From Kenneth Clark’s The Other Half: A Self-Portrait (ellipsis omitted between unquoted excerpts):


The last words of the programme were shot in Saltwood, in my study. As if in sympathy the camera broke down, and a new one had to be sent from London. But at last the final words were spoken, including the prophetic lines by Yeats, which I had heard him read soon after he had written them; I walked in to my library, patted a wooden figure by Henry Moore, as if to imply that there still was hope, and out of shot.

It was all over. The crew came over to the Castle for a drink. We had become a band of brothers and were not far from tears at the thought that we should not meet again. I may be fanciful, but I think something of this feeling of comradeship is perceptible in the film. It seems ridiculous to say that the happiest years of my life took place when I was sixty-eight, but so it was.

The communication with simple people was one of the things about the programmes that particularly annoyed intellectuals of the left, who believed that they had a prescriptive right to speak to the working classes. Academics were furious at the simplification of their labours. In fact my approach to history was unconsciously different from that now in favour in universities, which sees all historical change as the result of economic and communal pressures. I believe in the importance of individuals, and am a natural hero-worshiper. Each programme had its hero—Charlemagne, the Abbot Suger, Alberti, Erasmus, Luther and Montaigne, Mozart, Voltaire, Jefferson, Rousseau, Wordsworth, and finally Brunel. One whole programme is called The Hero as Artist. The majority of people share my taste for heroes, and so were glad of an historical survey that emphasised outstanding individuals rather than economic trends.

When the series was shown in the U.S.A. things got out of hand. The number of letters quadrupled, and some of them were rather dotty.

When I arrived in Georgetown to stay with my old friends David and Margie Finley, Carter Brown, the Director of the Gallery [National Gallery at Washington], rang me to say ‘For God’s sake don’t go in through the front door. You’ll be mobbed’. I went in by the back door and down a long underground corridor to a press conference. After it was over I was led back along the same corridor so that I might walk the whole length of the Gallery upstairs. It was the most terrible experience in my life. All the galleries were crammed full of people who stood up and roared at me, waving their hands and stretching them out towards me.

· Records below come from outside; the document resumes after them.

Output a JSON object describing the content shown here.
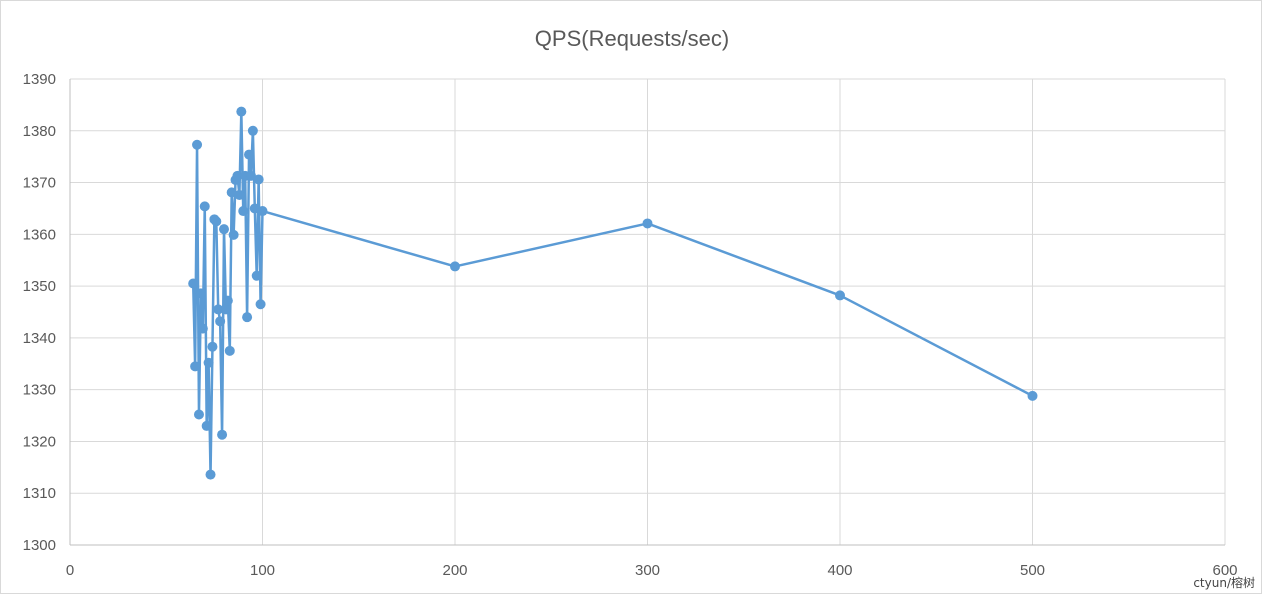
{
  "chart_data": {
    "type": "scatter",
    "title": "QPS(Requests/sec)",
    "xlabel": "",
    "ylabel": "",
    "xlim": [
      0,
      600
    ],
    "ylim": [
      1300,
      1390
    ],
    "x_ticks": [
      0,
      100,
      200,
      300,
      400,
      500,
      600
    ],
    "y_ticks": [
      1300,
      1310,
      1320,
      1330,
      1340,
      1350,
      1360,
      1370,
      1380,
      1390
    ],
    "grid": true,
    "legend": "none",
    "markers": true,
    "connected": true,
    "color": "#5b9bd5",
    "series": [
      {
        "x": [
          64,
          65,
          66,
          67,
          68,
          69,
          70,
          71,
          72,
          73,
          74,
          75,
          76,
          77,
          78,
          79,
          80,
          81,
          82,
          83,
          84,
          85,
          86,
          87,
          88,
          89,
          90,
          91,
          92,
          93,
          94,
          95,
          96,
          97,
          98,
          99,
          100,
          200,
          300,
          400,
          500
        ],
        "y": [
          1350.5,
          1334.5,
          1377.3,
          1325.2,
          1348.6,
          1341.8,
          1365.4,
          1323,
          1335.2,
          1313.6,
          1338.3,
          1362.9,
          1362.5,
          1345.5,
          1343.2,
          1321.3,
          1361,
          1345.5,
          1347.2,
          1337.5,
          1368.1,
          1359.9,
          1370.5,
          1371.3,
          1367.6,
          1383.7,
          1364.5,
          1371.3,
          1344,
          1375.4,
          1371.3,
          1380,
          1365,
          1352,
          1370.6,
          1346.5,
          1364.5,
          1353.8,
          1362.1,
          1348.2,
          1328.8
        ]
      }
    ]
  },
  "watermark": "ctyun/榕树"
}
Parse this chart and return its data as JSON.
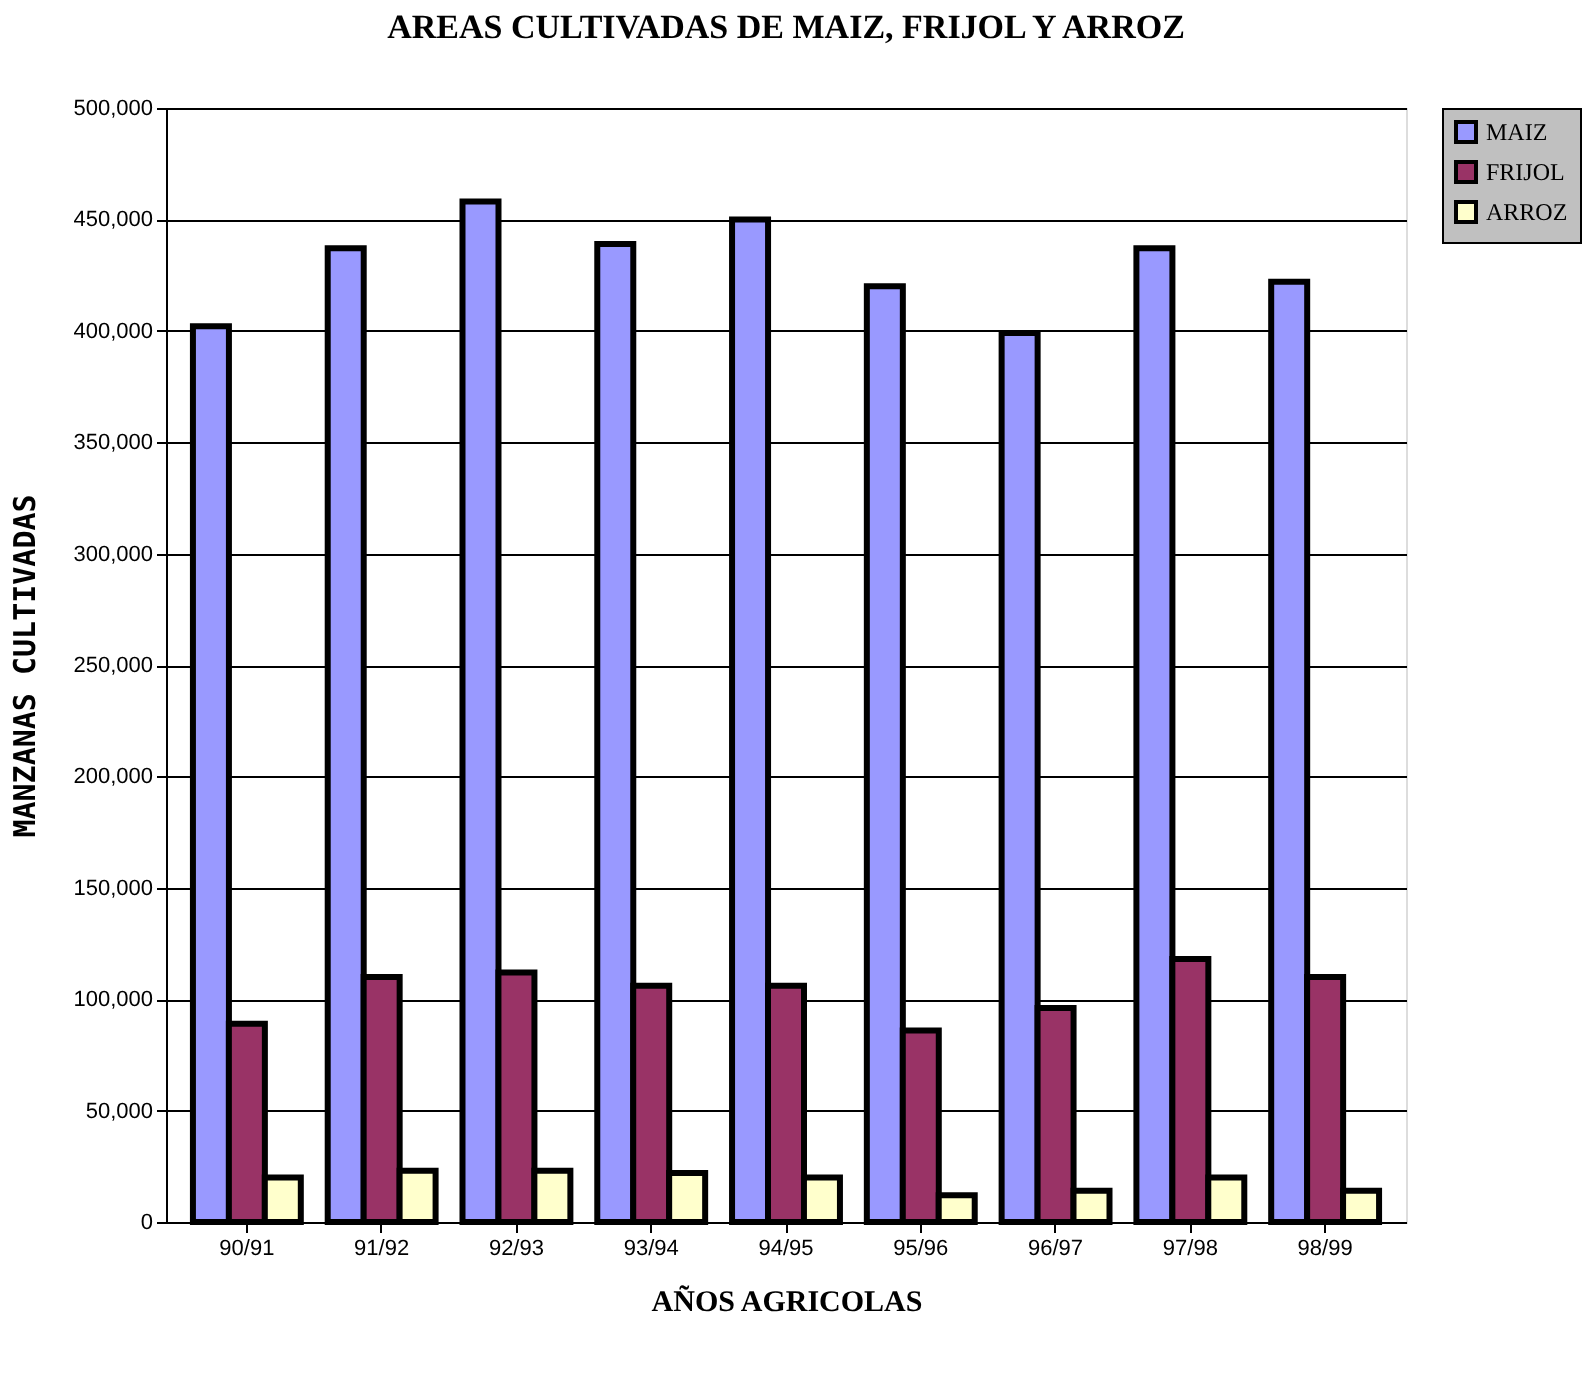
{
  "chart_data": {
    "type": "bar",
    "title": "AREAS CULTIVADAS DE MAIZ, FRIJOL Y ARROZ",
    "xlabel": "AÑOS AGRICOLAS",
    "ylabel": "MANZANAS CULTIVADAS",
    "categories": [
      "90/91",
      "91/92",
      "92/93",
      "93/94",
      "94/95",
      "95/96",
      "96/97",
      "97/98",
      "98/99"
    ],
    "series": [
      {
        "name": "MAIZ",
        "color": "#9999ff",
        "values": [
          402000,
          437000,
          458000,
          439000,
          450000,
          420000,
          399000,
          437000,
          422000
        ]
      },
      {
        "name": "FRIJOL",
        "color": "#993366",
        "values": [
          89000,
          110000,
          112000,
          106000,
          106000,
          86000,
          96000,
          118000,
          110000
        ]
      },
      {
        "name": "ARROZ",
        "color": "#ffffcc",
        "values": [
          20000,
          23000,
          23000,
          22000,
          20000,
          12000,
          14000,
          20000,
          14000
        ]
      }
    ],
    "ylim": [
      0,
      500000
    ],
    "yticks": [
      0,
      {
        "value": 50000,
        "label": "50,000"
      },
      {
        "value": 100000,
        "label": "100,000"
      },
      {
        "value": 150000,
        "label": "150,000"
      },
      {
        "value": 200000,
        "label": "200,000"
      },
      {
        "value": 250000,
        "label": "250,000"
      },
      {
        "value": 300000,
        "label": "300,000"
      },
      {
        "value": 350000,
        "label": "350,000"
      },
      {
        "value": 400000,
        "label": "400,000"
      },
      {
        "value": 450000,
        "label": "450,000"
      },
      {
        "value": 500000,
        "label": "500,000"
      }
    ],
    "grid": "y",
    "legend": "top right"
  }
}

I then went downstairs and retired to the ‘gents’, where I burst into tears. I sobbed and howled for a quarter of an hour. I suppose politicians quite enjoy this kind of experience, and don’t get it often enough. The Saints certainly enjoyed it, but saints are very tough eggs. To me it was utterly humiliating. It simply made me feel a hoax. I came up to lunch with red eyes, and tried to put the experience out of my mind. But, as the reader will have realised, it would not let go, and has not gone. And I record it because I must be one of the few ordinary, normal men on whom this kind of experience has been inflicted. The Finleys drove me home in silence. They felt as embarrassed as I did.

Speech on receiving the National Gallery of Art medal

When I tried to read the great German philosophers, I turned over the pages of Kant and Hegel, and I couldn’t make head or tail of them. I felt absolutely frustrated and humiliated, but I had to go until I thought I understood something, and at least acquired a new mental process.

Now although I believe that this part of education is the most important part, it has a great defect. One may achieve intellectual discipline, but one doesn’t remember a single thing that one learnt in that way, because one doesn’t absorb it. I can’t translate the simplest Latin inscription, and if you ask me what Kant’s Critique of Pure Reason is about I couldn’t tell you.

Education has another aspect—what you learn through delight. It is by falling in love with a subject, a period, a style, an individual hero, that one absorbs something so that it becomes a part of one’s living tissue, and one never forgets it. ‘Give all to love,’ your great underrated poet said. It’s true of education as well of life. And the first advice I would give to any young person is, when you fall in love with Roman baroque or with the essays of Montaigne or with whatever it may be, give up everything to study that one, all-absorbing theme of the moment, because your mind is in a plastic condition. A plastic period usually takes place between the ages of about fifteen to the age of twenty-two; and anyone who is learning at that moment will never forget what he has learnt. Read and read, look and look; you will never be able to do it so intensely again. I often wonder if in the last fifty years of grubbing away and reading in galleries and libraries I’ve learned anything compared to what came to me in those plastic moments.

My goodness, if people really began to be sceptical and use their minds, in order to see through cant and humbug and after self-serving lies, advertisers and public relations men and a number of politicians, and even a few favourable philosophers, would be out of business. And the way that education does this is not only by training people to use their minds, but by teaching them history. When you read history you learn that people in the past were just as clever as we are, in fact at some periods they were a good deal cleverer.

I would like to think that these programmes have done two things: they have made people feel that they are part of a great human achievement, and be proud of it, and they have made them feel humble in thinking of the great men of the past.